| Ky. Ct. App. | Jun 4, 1869

JUDGE HARDIN

delivered the opinion oe the court.

On the 6th day of August, 1861, Samuel Tully sold and conveyed to A. M. Phillips a tract of fifty acres of land for eight hundred dollars, for which he took the notes of Phillips, as follows: for seventy-five dollars, payable December 25, 1861; seventy-five dollars, payable December 25, 1862; one hundred and fifty dollars, payable December 25, 1861; one hundred and fifty dollars, payable December 25, 1862; one hundred and fifty dollars, payable December 25, 1863; and two hundred dollars, payable December 25, 1864. The first of these notes was assigned by Tully to E. H. Smith, and the second to Daniel I-Cinman, and he assigned the other four notes to W. B. Coleman, August 7, 1861. On the 27th day of February, 1863, Alfred Bickers, as executor of Coleman, who had died, brought a suit in equity against Phillips, Kinman, and Smith for enforcing the vendor’s lien and a sale of the land to pay the debts; and in that suit he realized by the sale of the land as of date the 11th of July, 1864, three hundred and eighty-seven dollars. Phillips in the mean time had become insolvent and a non-resident, having removed to the state of Illinois in the spring of 1865.

Tully having died, a suit was prosecuted by his administrator for a settlement of his estate, and Coleman’s executor, being made a party, preferred his claim against Tully’s estate for the balance of the notes of Phillips founded on the assignments to Coleman. And a commissioner to whom the cause was referred reported a balance due to Coleman’s executor of three hundred and seventy dollars and forty cents, the payment of which was resisted on the ground that Tully’s estate *74was released from liability on his assignments by the failure of Coleman’s executor to prosecute the claims against Phillips with due diligence. And upon exceptions to the commissioner’s report the court rejected the claim, adjudging that, Coleman’s executor having collected of Phillips by the sale of the land a sum equal to the amount of all the notes on which due and proper diligence was used in proceeding against Phillips, Tully’s estate was released from all liability implied by his assignments of the notes. Coleman’s executor now seeks a reversal of the judgment.

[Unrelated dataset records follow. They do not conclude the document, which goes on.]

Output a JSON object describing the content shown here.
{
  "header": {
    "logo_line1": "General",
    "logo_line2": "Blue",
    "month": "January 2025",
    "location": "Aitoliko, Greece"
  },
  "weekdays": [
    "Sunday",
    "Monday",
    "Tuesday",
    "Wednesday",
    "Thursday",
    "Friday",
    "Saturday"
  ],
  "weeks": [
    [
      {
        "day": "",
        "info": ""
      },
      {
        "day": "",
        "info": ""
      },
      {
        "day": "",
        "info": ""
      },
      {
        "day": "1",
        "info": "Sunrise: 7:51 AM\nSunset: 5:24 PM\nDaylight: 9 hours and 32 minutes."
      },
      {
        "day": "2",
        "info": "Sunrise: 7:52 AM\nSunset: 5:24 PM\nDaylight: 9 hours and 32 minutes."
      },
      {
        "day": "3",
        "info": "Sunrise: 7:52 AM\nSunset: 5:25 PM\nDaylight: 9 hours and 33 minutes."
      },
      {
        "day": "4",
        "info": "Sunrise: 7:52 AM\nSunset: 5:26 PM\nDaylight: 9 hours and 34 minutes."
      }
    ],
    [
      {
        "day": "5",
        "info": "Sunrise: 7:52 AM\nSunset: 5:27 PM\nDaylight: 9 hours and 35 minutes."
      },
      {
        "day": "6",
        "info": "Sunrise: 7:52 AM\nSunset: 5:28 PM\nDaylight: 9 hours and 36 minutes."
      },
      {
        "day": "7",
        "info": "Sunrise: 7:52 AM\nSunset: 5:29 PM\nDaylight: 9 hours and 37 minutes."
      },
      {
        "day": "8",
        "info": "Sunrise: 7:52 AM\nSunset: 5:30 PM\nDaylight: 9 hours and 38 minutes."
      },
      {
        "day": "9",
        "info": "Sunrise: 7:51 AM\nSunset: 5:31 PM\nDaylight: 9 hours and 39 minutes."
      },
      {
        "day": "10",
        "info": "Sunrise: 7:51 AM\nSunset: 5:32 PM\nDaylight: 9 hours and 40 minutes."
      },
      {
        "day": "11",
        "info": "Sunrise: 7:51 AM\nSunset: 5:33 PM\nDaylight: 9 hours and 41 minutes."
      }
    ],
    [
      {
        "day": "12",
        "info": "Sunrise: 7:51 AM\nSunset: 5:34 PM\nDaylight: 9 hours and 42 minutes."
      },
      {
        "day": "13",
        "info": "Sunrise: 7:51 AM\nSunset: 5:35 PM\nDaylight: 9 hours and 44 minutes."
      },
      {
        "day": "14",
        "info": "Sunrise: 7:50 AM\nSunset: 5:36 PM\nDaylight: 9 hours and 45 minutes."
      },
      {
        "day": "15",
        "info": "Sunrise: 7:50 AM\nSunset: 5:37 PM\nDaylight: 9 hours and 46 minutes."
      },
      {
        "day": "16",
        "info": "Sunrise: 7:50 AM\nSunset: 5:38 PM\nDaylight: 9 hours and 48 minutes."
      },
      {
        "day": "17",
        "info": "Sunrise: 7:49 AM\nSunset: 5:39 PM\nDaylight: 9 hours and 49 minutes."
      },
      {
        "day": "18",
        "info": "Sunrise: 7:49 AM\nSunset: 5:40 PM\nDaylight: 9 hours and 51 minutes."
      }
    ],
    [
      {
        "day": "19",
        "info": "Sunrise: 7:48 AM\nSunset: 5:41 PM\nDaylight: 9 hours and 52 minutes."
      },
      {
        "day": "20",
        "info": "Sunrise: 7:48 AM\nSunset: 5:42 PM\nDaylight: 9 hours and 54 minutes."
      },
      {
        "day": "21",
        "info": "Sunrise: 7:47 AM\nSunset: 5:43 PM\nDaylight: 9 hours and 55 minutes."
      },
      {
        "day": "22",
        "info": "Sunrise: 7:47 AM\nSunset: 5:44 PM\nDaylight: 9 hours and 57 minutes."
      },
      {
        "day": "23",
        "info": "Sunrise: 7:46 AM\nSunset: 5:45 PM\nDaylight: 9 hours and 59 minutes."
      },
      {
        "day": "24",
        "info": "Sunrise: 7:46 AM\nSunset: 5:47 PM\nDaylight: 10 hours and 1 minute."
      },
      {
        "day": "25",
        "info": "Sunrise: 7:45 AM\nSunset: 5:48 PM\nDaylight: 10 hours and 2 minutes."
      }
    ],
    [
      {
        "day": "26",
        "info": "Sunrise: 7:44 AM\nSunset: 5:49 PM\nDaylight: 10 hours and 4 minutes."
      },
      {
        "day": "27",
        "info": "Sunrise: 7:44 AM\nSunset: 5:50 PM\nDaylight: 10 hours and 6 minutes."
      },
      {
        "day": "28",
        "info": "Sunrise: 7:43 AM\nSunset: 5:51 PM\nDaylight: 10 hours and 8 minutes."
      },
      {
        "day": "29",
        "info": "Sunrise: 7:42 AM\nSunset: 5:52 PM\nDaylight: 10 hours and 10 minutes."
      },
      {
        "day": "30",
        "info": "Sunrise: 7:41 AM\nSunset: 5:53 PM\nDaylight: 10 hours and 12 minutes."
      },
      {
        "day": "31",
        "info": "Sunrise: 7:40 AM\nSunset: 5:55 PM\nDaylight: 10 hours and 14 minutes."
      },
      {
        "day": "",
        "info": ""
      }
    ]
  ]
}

It is conceded that the appellant did not use proper diligence to recover on the note of one hundred and fifty dollars which became due on the 25th of December, 1861; but as to the note for a like sum payable one year thereafter, it does not appear that by any vigilance he could have obtained a personal judgment thereon sooner than he did — on the 30th of May, 1863 — nor does there appear to have been a want of diligence in suing out an execution on the judgment, which was done on the 10th of June, 1863. And as Phillips became a non-resident before the maturity of the remaining notes of one hundred and fifty dollars, payable December 25, 1863, and two hundred dollars, payable December 25, 1864, so that a personal judgment on either of them could not be obtained, due diligence was used by the appellant in proceeding on those notes by amended pleading in the suit for the sale of the land, that being the only estate of Phillips within the reach of the process of the court. (Clay v. Johnson, &c., 6 Monroe, 644; Wood v. Berthoud, 4 J. J. Marsh. 303.) It seems to us therefore that the appellant’s claims should not have been rejected on the ground that proper diligence had not been used in pursuit of his remedies against Phillips, so far as those claims were founded on the assignment of the notes of one hundred and fifty dollars, due December 25, 1862; one hundred and fifty dollars, due December 25, 1863; and *75two hundred dollars, due December 25, 1864; and as these amounted to more than the sum of three hundred and eighty-seven dollars collected in the suit against Phillips, it results that the court erred in rejecting the entire claim.

But it is insisted for the appellant that although there was a failure to proceed with diligence on the note for one hundred and fifty dollars which first became due, as a larger amount was recovered by the sale of the land, that note should be treated as satisfied rather than a like amount of the other debts. But we conceive the correct rule to be precisely the reverse. To enable the appellant to recover on the implied contract resulting from the assignment of each particular note he should have prosecuted all his remedies against the debtor, legal and equitable, with reasonable diligence; and having failed to do so as to one of the notes, it would not have been just or equitable to allow him to shift the loss consequent on his own laches, on the estate of his assignor by first applying to that debt for which the estate was not liable the funds which would discharge a like amount for which it was liable. We therefore concur in the conclusion of the court below as to the note for one hundred and fifty dollars, due December 25, 1861.

No error is perceived in the adjustment of the land transactions between Tully and Chipman.

But for the error indicated the judgment is reversed, and the cause remanded for a judgment not inconsistent with the principles of this opinion.